Nancy was no longer safe within the Symbolic Order, language and her sexualized femininity wasn’t going to help her, just as it wouldn’t help a man on that rock while the shark waited to be fed.  The shark, like the Xenomorph in Alien, holds now value on what we call human life, all our dreams of the future and what we think the value of our life means.  It wants to eat, that’s it.  It doesn’t care about who we leave behind if we die because the shark’s brain is instinct driven.  Shopping, what car we own, what status we believe we belong to in society and whatever god, that our particular region of birth worships means nothing outside the structure of language and the natural world.

As human beings, our second greatest fear is anything that could harm us without ever caring who we are.  We are ‘special’, we are singled out, we are often celebrated for our desirability, the fantasy here is we believe we are not food and we also believe we are too important to be killed.  The Shallows effectively exploits this fear, if we didn’t actually have this fear, this film would be meaningless.  Alien, The Revenant and The Shallows wouldn’t work without our narcissism.  Why, because all that would be left is indifference, but it isn’t, we care because we want to survive in our own lives and we fear, which is our first great fear, death, the end of whoever or whatever we think we are.   

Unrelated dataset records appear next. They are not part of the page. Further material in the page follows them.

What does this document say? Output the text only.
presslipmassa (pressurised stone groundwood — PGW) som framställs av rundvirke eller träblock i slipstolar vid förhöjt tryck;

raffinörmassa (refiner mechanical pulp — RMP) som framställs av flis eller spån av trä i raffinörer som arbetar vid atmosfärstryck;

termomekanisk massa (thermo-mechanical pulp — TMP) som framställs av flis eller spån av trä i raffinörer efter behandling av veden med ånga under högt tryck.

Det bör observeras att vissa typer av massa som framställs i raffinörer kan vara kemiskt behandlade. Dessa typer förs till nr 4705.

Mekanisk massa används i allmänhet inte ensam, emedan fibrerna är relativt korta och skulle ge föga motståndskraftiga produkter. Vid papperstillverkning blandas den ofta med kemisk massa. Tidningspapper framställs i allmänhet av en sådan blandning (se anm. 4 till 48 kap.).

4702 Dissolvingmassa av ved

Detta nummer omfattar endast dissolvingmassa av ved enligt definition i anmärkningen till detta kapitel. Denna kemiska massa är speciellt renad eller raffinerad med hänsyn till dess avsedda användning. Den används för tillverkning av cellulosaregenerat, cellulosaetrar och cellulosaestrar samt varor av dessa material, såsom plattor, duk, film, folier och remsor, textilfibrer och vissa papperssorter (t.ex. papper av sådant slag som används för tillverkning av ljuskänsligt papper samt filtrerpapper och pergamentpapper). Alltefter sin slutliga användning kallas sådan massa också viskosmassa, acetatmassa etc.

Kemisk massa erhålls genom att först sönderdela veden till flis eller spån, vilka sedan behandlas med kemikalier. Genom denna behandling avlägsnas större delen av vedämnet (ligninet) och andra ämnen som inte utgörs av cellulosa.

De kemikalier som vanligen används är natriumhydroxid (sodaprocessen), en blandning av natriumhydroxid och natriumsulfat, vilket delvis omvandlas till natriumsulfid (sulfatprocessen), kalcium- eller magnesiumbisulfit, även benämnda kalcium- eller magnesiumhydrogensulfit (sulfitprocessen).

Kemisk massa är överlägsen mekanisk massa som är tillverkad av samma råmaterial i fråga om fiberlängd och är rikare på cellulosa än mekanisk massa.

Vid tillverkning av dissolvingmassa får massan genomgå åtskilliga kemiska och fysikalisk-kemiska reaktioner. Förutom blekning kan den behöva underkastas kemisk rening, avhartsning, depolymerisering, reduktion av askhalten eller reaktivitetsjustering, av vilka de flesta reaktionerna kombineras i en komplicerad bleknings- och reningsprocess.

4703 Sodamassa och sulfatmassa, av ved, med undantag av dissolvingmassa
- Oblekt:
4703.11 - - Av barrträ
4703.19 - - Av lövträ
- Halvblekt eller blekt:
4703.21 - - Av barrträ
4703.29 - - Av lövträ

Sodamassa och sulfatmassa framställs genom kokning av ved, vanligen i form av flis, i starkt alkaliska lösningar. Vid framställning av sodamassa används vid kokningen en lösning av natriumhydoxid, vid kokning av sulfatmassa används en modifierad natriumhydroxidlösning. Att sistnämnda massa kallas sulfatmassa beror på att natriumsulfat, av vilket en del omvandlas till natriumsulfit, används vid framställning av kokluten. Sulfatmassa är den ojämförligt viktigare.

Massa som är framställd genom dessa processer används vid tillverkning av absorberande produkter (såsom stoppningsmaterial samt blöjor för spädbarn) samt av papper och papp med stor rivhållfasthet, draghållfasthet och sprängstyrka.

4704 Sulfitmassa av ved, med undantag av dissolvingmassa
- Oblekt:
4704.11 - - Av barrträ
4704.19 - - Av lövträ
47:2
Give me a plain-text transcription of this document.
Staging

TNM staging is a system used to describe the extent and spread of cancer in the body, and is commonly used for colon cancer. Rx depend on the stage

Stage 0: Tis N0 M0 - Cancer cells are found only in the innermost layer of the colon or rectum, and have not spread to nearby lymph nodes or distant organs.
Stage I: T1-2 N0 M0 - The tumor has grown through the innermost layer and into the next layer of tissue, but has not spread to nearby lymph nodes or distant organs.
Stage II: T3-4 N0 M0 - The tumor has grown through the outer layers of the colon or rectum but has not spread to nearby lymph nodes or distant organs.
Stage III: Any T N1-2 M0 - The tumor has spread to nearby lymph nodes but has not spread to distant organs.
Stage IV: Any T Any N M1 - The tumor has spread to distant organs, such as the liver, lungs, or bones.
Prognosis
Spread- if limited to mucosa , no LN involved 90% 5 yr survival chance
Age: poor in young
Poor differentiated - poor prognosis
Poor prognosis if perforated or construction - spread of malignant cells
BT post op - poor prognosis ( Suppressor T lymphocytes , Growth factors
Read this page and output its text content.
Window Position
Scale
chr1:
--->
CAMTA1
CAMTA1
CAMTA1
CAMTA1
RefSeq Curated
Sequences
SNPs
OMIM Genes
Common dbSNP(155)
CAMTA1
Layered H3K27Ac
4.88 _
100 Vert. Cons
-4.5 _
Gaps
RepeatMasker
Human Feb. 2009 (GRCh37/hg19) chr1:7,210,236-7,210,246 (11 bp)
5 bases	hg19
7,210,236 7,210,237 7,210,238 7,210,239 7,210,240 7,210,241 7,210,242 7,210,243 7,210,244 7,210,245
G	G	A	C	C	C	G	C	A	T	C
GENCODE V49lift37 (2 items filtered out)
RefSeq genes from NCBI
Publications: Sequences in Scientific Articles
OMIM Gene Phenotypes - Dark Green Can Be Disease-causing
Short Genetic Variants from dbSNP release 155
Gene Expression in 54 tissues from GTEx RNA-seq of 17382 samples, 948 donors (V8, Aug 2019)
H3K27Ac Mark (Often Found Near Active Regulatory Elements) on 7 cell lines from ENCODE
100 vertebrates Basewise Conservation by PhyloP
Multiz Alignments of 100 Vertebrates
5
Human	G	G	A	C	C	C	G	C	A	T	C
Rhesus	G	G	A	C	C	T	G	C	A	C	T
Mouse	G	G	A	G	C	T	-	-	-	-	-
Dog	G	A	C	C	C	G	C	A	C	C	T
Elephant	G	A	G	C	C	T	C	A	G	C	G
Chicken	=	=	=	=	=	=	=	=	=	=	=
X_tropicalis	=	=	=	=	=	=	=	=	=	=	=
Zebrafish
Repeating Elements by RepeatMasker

The Shallows is exciting in its slow burn to the end, it is a reminder that nature doesn’t give a fuck about you and how many friends you have on Facebook.  Nature doesn’t care about your family and who you say you love, The Shallows is an eye opener, it’s an awakening to the sleep, that Nancy and millions of people like her in first world need.  Sadly, given some of the not-so favorable reviews the film has got, metaphor itself is looking like it needs to be put on the endangered species list.  In the end if we can survive this monster of technological control, this governmental and corporate suffocation we too may survive, because as Nietzsche said, “Whatever doesn’t kill you, makes you stronger.”


“It is not the strongest of the species that survives, nor the most intelligent that survives.  It is the one that is the most adaptable to change.”